Cozaar and Depression

There are certain side effects that may occur with the use of Cozaar, and depression is a possible side effect that is reported in less than 1 percent of patients taking the drug. Since depression is very common within the general population and is reported so rarely in patients taking Cozaar, it is difficult to determine whether the condition is actually a side effect of the medication or caused by other factors. If you are taking Cozaar, it can be helpful to be aware of some of the possible symptoms of depression, including restlessness, irritability, and feelings of worthlessness.

Is Depression a Cozaar Side Effect?

Cozaar® (losartan potassium) is a prescription medicine used to treat high blood pressure or diabetic nephropathy. It is part of a class of medicines called angiotensin II receptor blockers. As with all medicine, there are several possible side effects that can occur in people taking Cozaar. One of these possible side effects is depression.
Depression is a complaint that is reported rarely in people taking Cozaar (i.e., less than 1 percent). This data comes from clinical trials that studied Cozaar extensively in thousands of people and documented its side effects. Given how rarely depression is reported with Cozaar and how common it is within the general population, it is difficult to tell whether depression is caused by Cozaar, other factors, or a combination of both.

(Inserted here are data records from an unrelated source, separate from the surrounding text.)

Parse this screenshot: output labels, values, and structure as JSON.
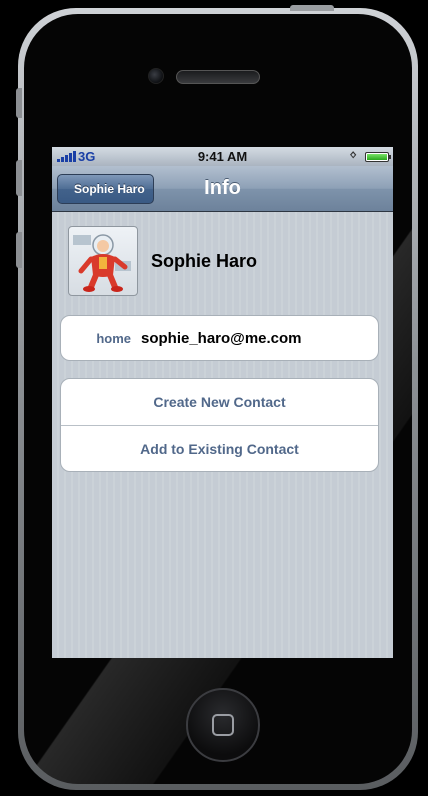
{
  "status_bar": {
    "network": "3G",
    "time": "9:41 AM",
    "bluetooth_icon": "bluetooth-icon",
    "battery_level": 1.0
  },
  "nav_bar": {
    "back_label": "Sophie Haro",
    "title": "Info"
  },
  "contact": {
    "name": "Sophie Haro",
    "avatar_icon": "astronaut-avatar"
  },
  "email": {
    "label": "home",
    "value": "sophie_haro@me.com"
  },
  "actions": {
    "create": "Create New Contact",
    "add_existing": "Add to Existing Contact"
  },
  "colors": {
    "link_text": "#51688a",
    "carrier_blue": "#1a3fa6",
    "nav_bar": "#8da0b6"
  }
}
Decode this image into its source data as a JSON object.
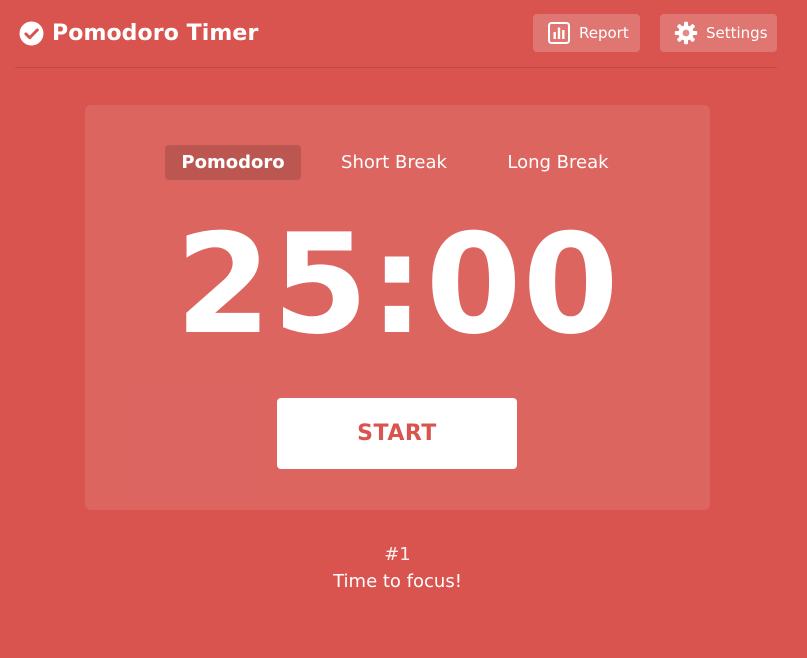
{
  "app": {
    "title": "Pomodoro Timer",
    "background_color": "#d9544f",
    "logo_icon": "check-circle-icon"
  },
  "header": {
    "report_label": "Report",
    "report_icon": "bar-chart-icon",
    "settings_label": "Settings",
    "settings_icon": "gear-icon"
  },
  "timer": {
    "tabs": [
      {
        "label": "Pomodoro",
        "selected": true
      },
      {
        "label": "Short Break",
        "selected": false
      },
      {
        "label": "Long Break",
        "selected": false
      }
    ],
    "time": "25:00",
    "start_label": "START"
  },
  "session": {
    "count": "#1",
    "message": "Time to focus!"
  }
}
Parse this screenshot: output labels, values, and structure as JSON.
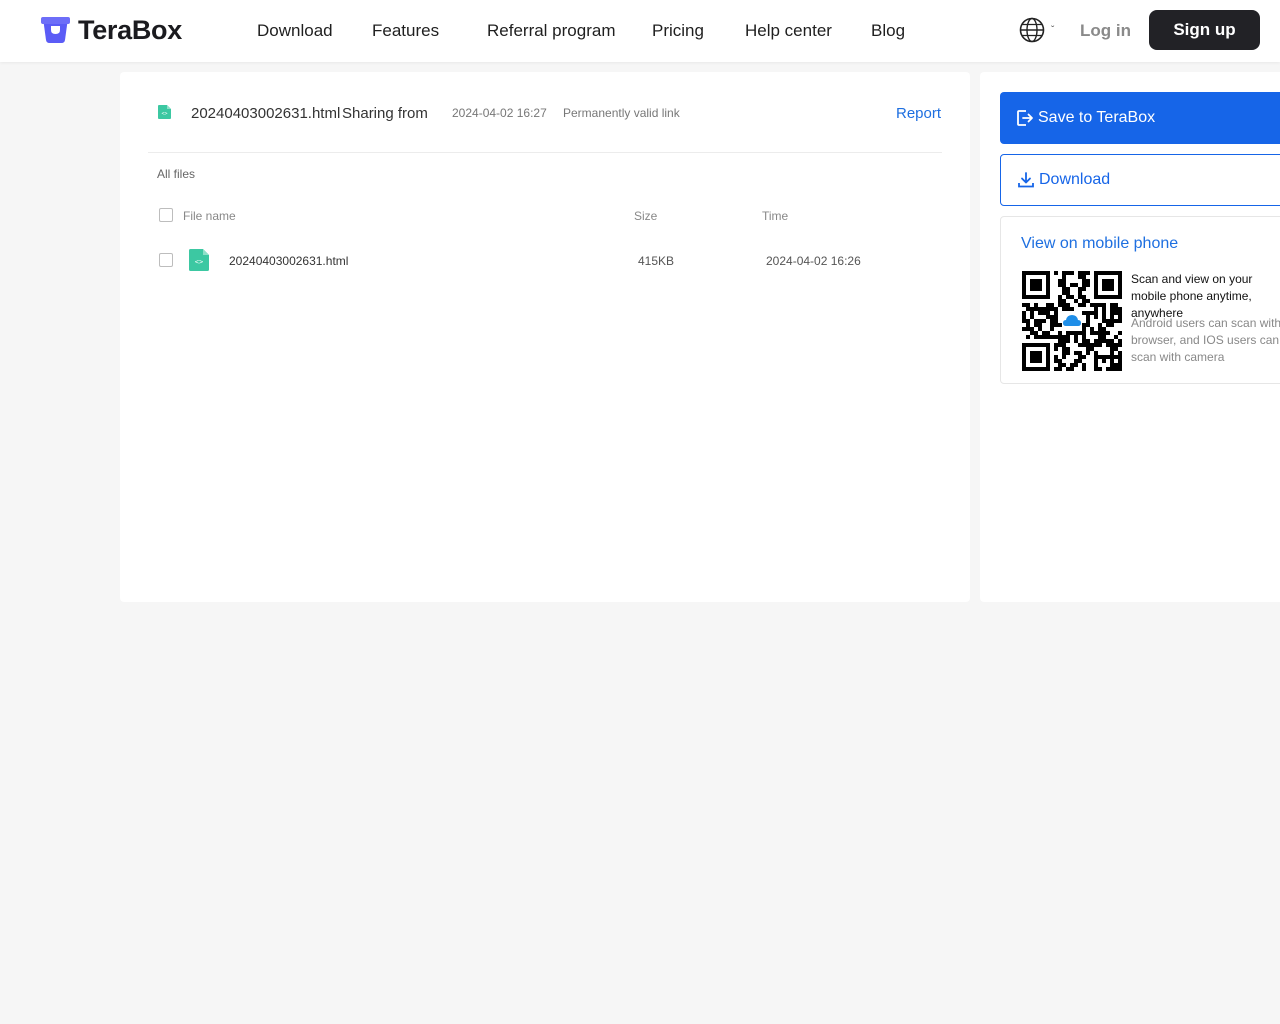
{
  "header": {
    "brand": "TeraBox",
    "nav": [
      "Download",
      "Features",
      "Referral program",
      "Pricing",
      "Help center",
      "Blog"
    ],
    "login": "Log in",
    "signup": "Sign up"
  },
  "share": {
    "file_name": "20240403002631.html",
    "sharing_from": "Sharing from",
    "time": "2024-04-02 16:27",
    "validity": "Permanently valid link",
    "report": "Report"
  },
  "files": {
    "breadcrumb": "All files",
    "columns": {
      "name": "File name",
      "size": "Size",
      "time": "Time"
    },
    "rows": [
      {
        "name": "20240403002631.html",
        "size": "415KB",
        "time": "2024-04-02 16:26"
      }
    ]
  },
  "side": {
    "save_label": "Save to TeraBox",
    "download_label": "Download",
    "mobile_title": "View on mobile phone",
    "scan_text": "Scan and view on your mobile phone anytime, anywhere",
    "scan_hint": "Android users can scan with browser, and IOS users can scan with camera"
  },
  "colors": {
    "accent": "#1665e8",
    "file_icon": "#3cc8a2",
    "signup_bg": "#222226"
  }
}
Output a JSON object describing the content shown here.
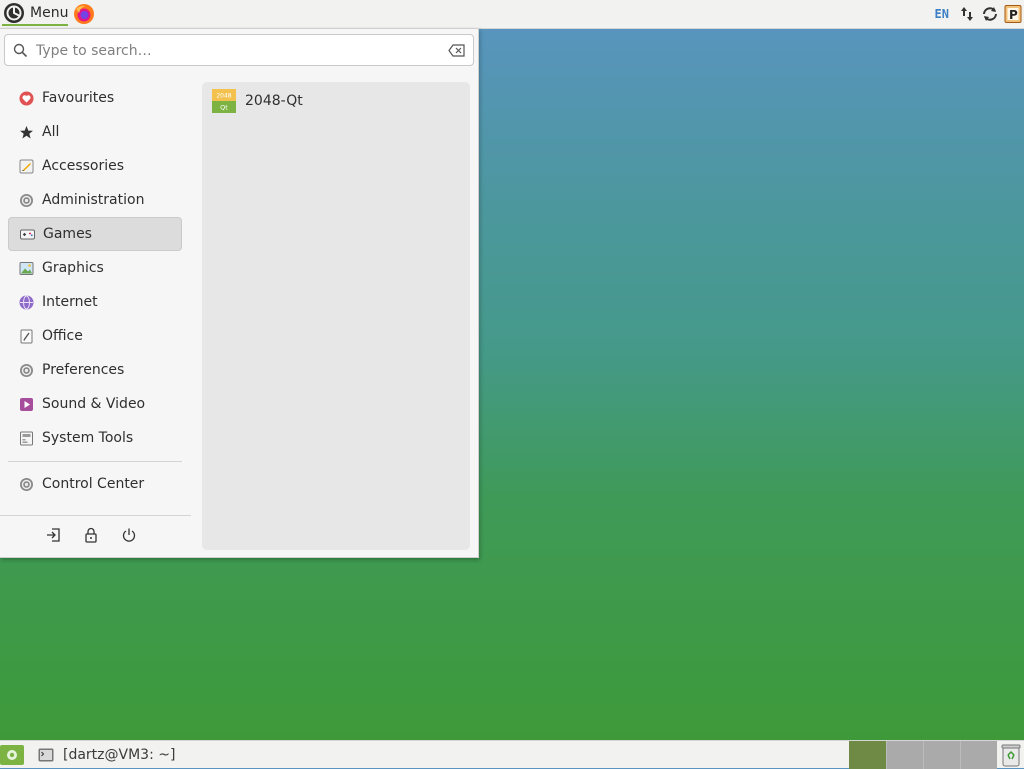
{
  "top_panel": {
    "menu_label": "Menu",
    "keyboard_layout": "EN",
    "launchers": [
      "mate-logo-icon",
      "firefox-icon"
    ],
    "tray_icons": [
      "network-icon",
      "update-icon",
      "parcellite-clipboard-icon"
    ]
  },
  "menu": {
    "search": {
      "placeholder": "Type to search…",
      "value": ""
    },
    "categories": [
      {
        "label": "Favourites",
        "icon": "heart-icon",
        "color": "#e05252"
      },
      {
        "label": "All",
        "icon": "star-icon",
        "color": "#333333"
      },
      {
        "label": "Accessories",
        "icon": "accessories-icon",
        "color": "#4a7cc9"
      },
      {
        "label": "Administration",
        "icon": "gear-icon",
        "color": "#7a7a7a"
      },
      {
        "label": "Games",
        "icon": "gamepad-icon",
        "color": "#555555",
        "selected": true
      },
      {
        "label": "Graphics",
        "icon": "graphics-icon",
        "color": "#6aa84f"
      },
      {
        "label": "Internet",
        "icon": "globe-icon",
        "color": "#8e6ac9"
      },
      {
        "label": "Office",
        "icon": "office-icon",
        "color": "#777777"
      },
      {
        "label": "Preferences",
        "icon": "gear-icon",
        "color": "#7a7a7a"
      },
      {
        "label": "Sound & Video",
        "icon": "multimedia-icon",
        "color": "#a64d9c"
      },
      {
        "label": "System Tools",
        "icon": "system-tools-icon",
        "color": "#7a7a7a"
      }
    ],
    "control_center": {
      "label": "Control Center",
      "icon": "gear-icon"
    },
    "session_buttons": [
      "logout-icon",
      "lock-icon",
      "power-icon"
    ],
    "apps": [
      {
        "label": "2048-Qt",
        "icon": "game-2048-icon",
        "icon_text_top": "2048",
        "icon_text_bottom": "Qt"
      }
    ]
  },
  "bottom_panel": {
    "show_desktop_icon": "show-desktop-icon",
    "task": {
      "label": "[dartz@VM3: ~]",
      "icon": "terminal-icon"
    },
    "workspaces": [
      {
        "active": true
      },
      {
        "active": false
      },
      {
        "active": false
      },
      {
        "active": false
      }
    ],
    "trash_icon": "trash-icon"
  },
  "colors": {
    "accent": "#7cb342",
    "selected_bg": "#dcdcdc",
    "panel_bg": "#f2f2f1",
    "desktop_top": "#5a94c2",
    "desktop_bottom": "#3e9a35"
  }
}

Cozaar and Depression: What to Look For

While depression may not be a commonly reported side effect of Cozaar, it is extremely common in society today. In fact, in any given one-year period, 9.5 percent of the population (about 18.8 million American adults) has depression. Therefore, knowing the symptoms of depression can be helpful.
Possible depression symptoms may include:
  • Persistent sad, anxious, or "empty" mood
  • Feelings of hopelessness and pessimism
  • Feelings of guilt, worthlessness, and helplessness
  • Loss of interest or pleasure in hobbies and activities that were once enjoyed, including sex
  • Decreased energy; fatigue; feeling "slowed down"
  • Difficulty concentrating, remembering, and making decisions
  • Insomnia, early-morning awakening, or oversleeping
  • Appetite and/or weight loss or overeating and weight gain
  • Thoughts of death or suicide; suicide attempts
  • Restlessness and irritability
  • Persistent physical symptoms, such as headaches, digestive disorders, and chronic pain, that do not respond to treatment.
Keep in mind that there are other conditions that can share similar symptoms with depression.